JACKSONVILLE, Fla. -- Defensive tackle Malik Jackson had a pretty darn good first season with the Jacksonville Jaguars but he reported to training camp leaner and stronger in the hope he can be even better in 2017.
He nearly made a drastic lifestyle change to do it, too.
"Last year I came in a little heavy," Jackson admitted. "There was a big emphasis on leaning down this year and coming in ready to go from the beginning and not waiting until camp started or the middle of the season [to get into the best shape]. Coach really got on me about that and that was one of the really big things I tried to change.
"Almost went vegan, but no, I didn't go vegan."
Jackson said several close friends have eliminated meat from their diet and tried to convince him to do so as well. He said he seriously considered it, but couldn't make the commitment for one big reason.
"I like my dry-aged steaks," he admitted.
Still, Jackson said he had more chicken and fish than red meat and doubled the amount of green vegetables he ate. He's still roughly the same weight he was last season -- 290 pounds -- but his body fat percentage has dropped and he feels quicker.
It has shown up on the practice field. Jackson is consistently making plays in the backfield and has been hard for interior linemen to handle during one-on-one drills. Head coach Doug Marrone has been pleased with what he's seen.
"He's much stronger than he's been, so he's able to be available and he's out there and he's playing very well for us right now," Marrone said. "He is giving us great, quality snaps from top to bottom. Like I said, we're getting more snaps in the practices than we would in the game so we hope that carries over into the quality of snaps, every single snap, because he was out on the field quite a bit last year in third down. You want to make sure the player is ready to give you the quality in those downs."
Jackson recorded a career-high 6.5 sacks with 33 tackles, a fumble recovery, and three batted passes in his first season with the Jaguars after signing the richest contract in franchise history (six years, $86.1 million, $42 million guaranteed). One thing he didn't do, however, was say much to his teammates on the field.
Jackson said he didn’t feel comfortable doing that as a new player, even though he was coming off a Super Bowl victory with the Denver Broncos.
"I wasn't trying to step on any toes," Jackson said. "This wasn't my team. I just got here. I wanted to learn the playbook and find myself and see who everyone was. It's a little different time for me right now. I take a little more ownership and a little more of a leadership role than I did last year.

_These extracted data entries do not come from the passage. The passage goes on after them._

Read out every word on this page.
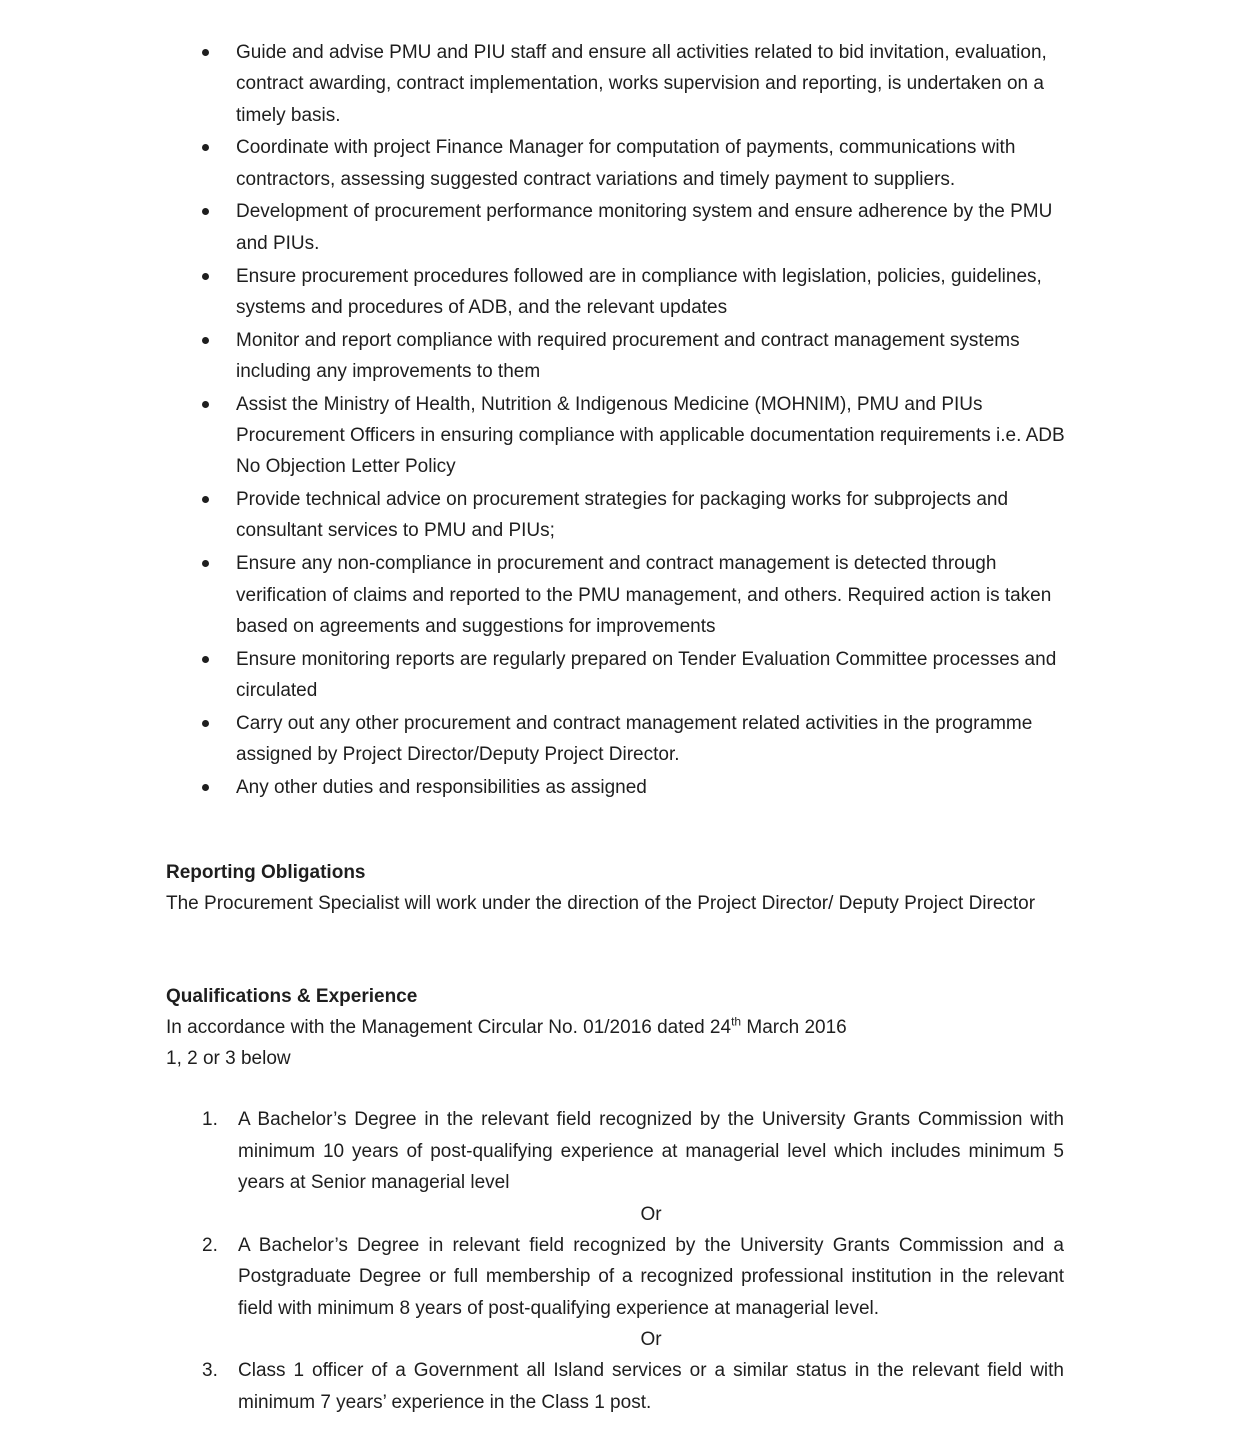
Guide and advise PMU and PIU staff and ensure all activities related to bid invitation, evaluation, contract awarding, contract implementation, works supervision and reporting, is undertaken on a timely basis.
Coordinate with project Finance Manager for computation of payments, communications with contractors, assessing suggested contract variations and timely payment to suppliers.
Development of procurement performance monitoring system and ensure adherence by the PMU and PIUs.
Ensure procurement procedures followed are in compliance with legislation, policies, guidelines, systems and procedures of ADB, and the relevant updates
Monitor and report compliance with required procurement and contract management systems including any improvements to them
Assist the Ministry of Health, Nutrition & Indigenous Medicine (MOHNIM), PMU and PIUs Procurement Officers in ensuring compliance with applicable documentation requirements i.e. ADB No Objection Letter Policy
Provide technical advice on procurement strategies for packaging works for subprojects and consultant services to PMU and PIUs;
Ensure any non-compliance in procurement and contract management is detected through verification of claims and reported to the PMU management, and others. Required action is taken based on agreements and suggestions for improvements
Ensure monitoring reports are regularly prepared on Tender Evaluation Committee processes and circulated
Carry out any other procurement and contract management related activities in the programme assigned by Project Director/Deputy Project Director.
Any other duties and responsibilities as assigned

Reporting Obligations

The Procurement Specialist will work under the direction of the Project Director/ Deputy Project Director

Qualifications & Experience

In accordance with the Management Circular No. 01/2016 dated 24th March 2016

1, 2 or 3 below

1. A Bachelor’s Degree in the relevant field recognized by the University Grants Commission with minimum 10 years of post-qualifying experience at managerial level which includes minimum 5 years at Senior managerial level

Or

2. A Bachelor’s Degree in relevant field recognized by the University Grants Commission and a Postgraduate Degree or full membership of a recognized professional institution in the relevant field with minimum 8 years of post-qualifying experience at managerial level.

Or

3. Class 1 officer of a Government all Island services or a similar status in the relevant field with minimum 7 years’ experience in the Class 1 post.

"That's pretty much who I am. I like to talk and get everyone riled up. I feel like it brings the best out of me and the other guys. Coach talks about keeping people accountable, as far as players, and that's what I'm doing. And they're keeping me accountable. It's a way to be out there and be vocal and tell everyone the standard and everyone responds in a great way."

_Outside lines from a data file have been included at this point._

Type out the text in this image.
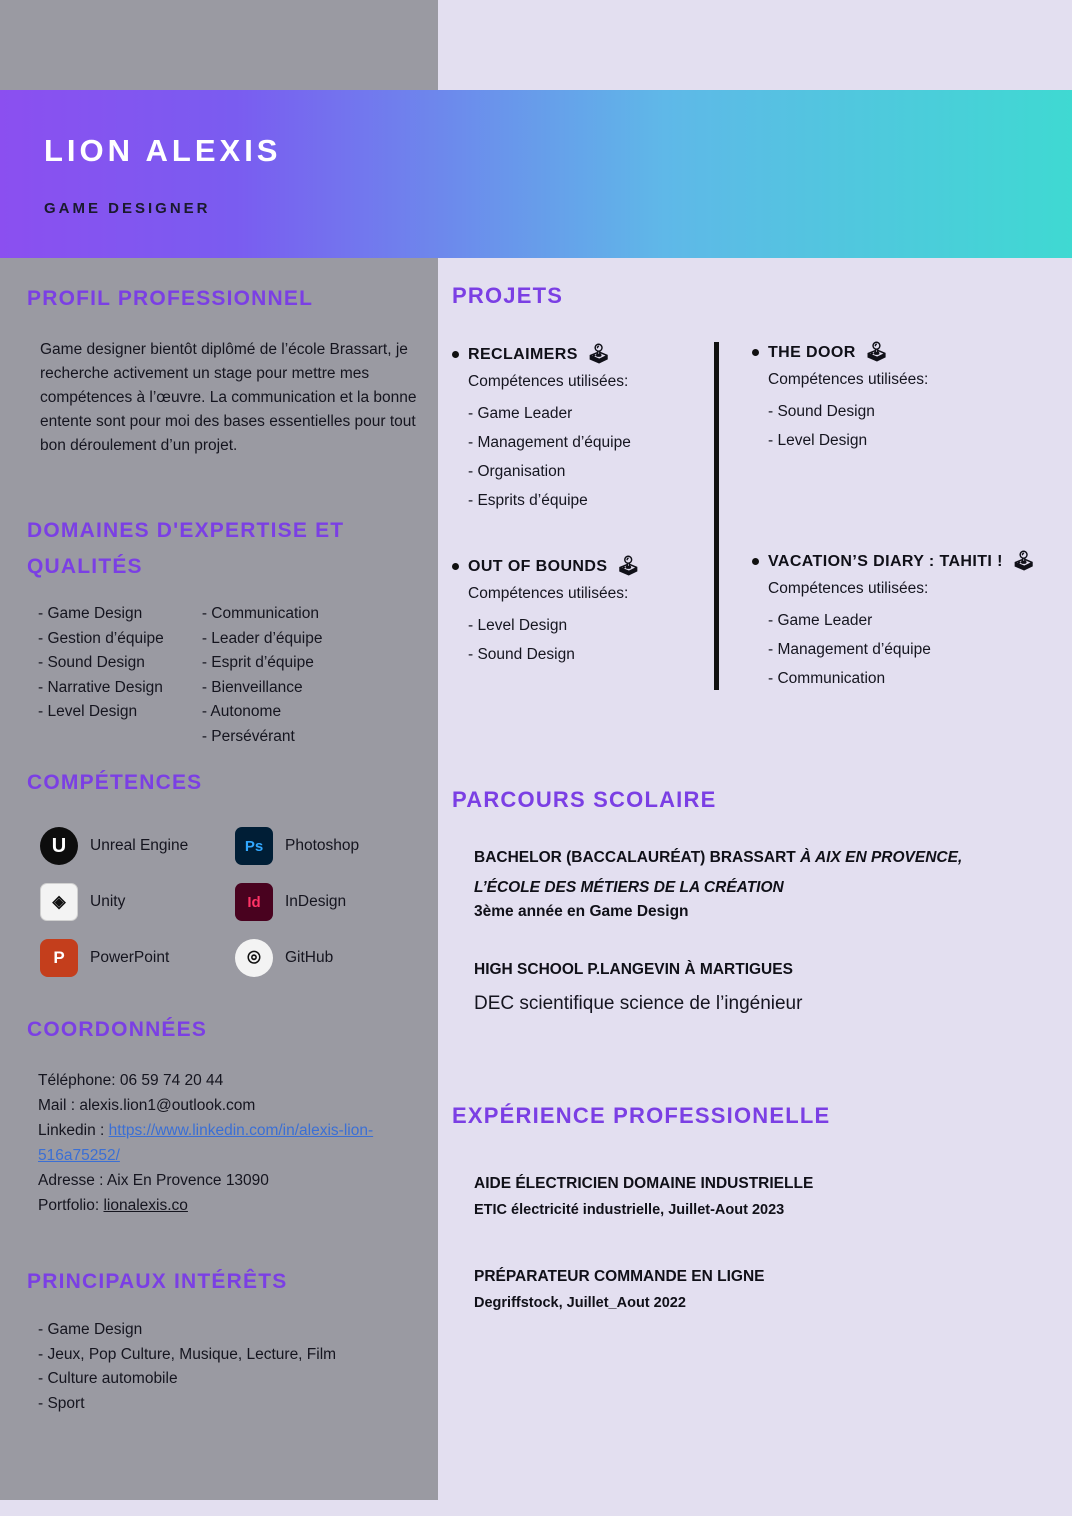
LION ALEXIS
GAME DESIGNER
PROFIL PROFESSIONNEL
Game designer bientôt diplômé de l’école Brassart, je recherche activement un stage pour mettre mes compétences à l’œuvre. La communication et la bonne entente sont pour moi des bases essentielles pour tout bon déroulement d’un projet.
DOMAINES D'EXPERTISE ET QUALITÉS
- Game Design
- Gestion d’équipe
- Sound Design
- Narrative Design
- Level Design
- Communication
- Leader d’équipe
- Esprit d’équipe
- Bienveillance
- Autonome
- Persévérant
COMPÉTENCES
U	Unreal Engine	Ps	Photoshop
◈	Unity	Id	InDesign
P	PowerPoint	⌾	GitHub
COORDONNÉES
Téléphone: 06 59 74 20 44
Mail : alexis.lion1@outlook.com
Linkedin : https://www.linkedin.com/in/alexis-lion-516a75252/
Adresse : Aix En Provence 13090
Portfolio: lionalexis.co
PRINCIPAUX INTÉRÊTS
- Game Design
- Jeux, Pop Culture, Musique, Lecture, Film
- Culture automobile
- Sport
PROJETS
RECLAIMERS 🕹
Compétences utilisées:
- Game Leader
- Management d’équipe
- Organisation
- Esprits d’équipe
OUT OF BOUNDS 🕹
Compétences utilisées:
- Level Design
- Sound Design
THE DOOR 🕹
Compétences utilisées:
- Sound Design
- Level Design
VACATION’S DIARY : TAHITI ! 🕹
Compétences utilisées:
- Game Leader
- Management d’équipe
- Communication
PARCOURS SCOLAIRE
BACHELOR (BACCALAURÉAT) BRASSART À AIX EN PROVENCE, L’ÉCOLE DES MÉTIERS DE LA CRÉATION
3ème année en Game Design
HIGH SCHOOL P.LANGEVIN À MARTIGUES
DEC scientifique science de l’ingénieur
EXPÉRIENCE PROFESSIONELLE
AIDE ÉLECTRICIEN DOMAINE INDUSTRIELLE
ETIC électricité industrielle, Juillet-Aout 2023
PRÉPARATEUR COMMANDE EN LIGNE
Degriffstock, Juillet_Aout 2022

The most visible example of Jackson's change was the first padded practice when he started yelling at the offensive linemen during the one-on-one pass-rush drills. He had some colorful words for right tackle Jermey Parnell and rookie left tackle Cam Robinson when he didn't feel they were competing hard enough.
Jackson said he’s being pushed by his defensive line teammates, too, and that is a big reason why this may be one of the best camps of his career.
"We have guys like Mike Bennett and Sheldon Day who are three-techniques [defensive tackles aligned with the outside shoulder of the guard], too, who are doing their thing," Jackson said. "It allows me to not be complacent and keep working. Those guys are pushing me. I'm pushing them. I think it's a good camp. It's only the beginning and I plan on doing better."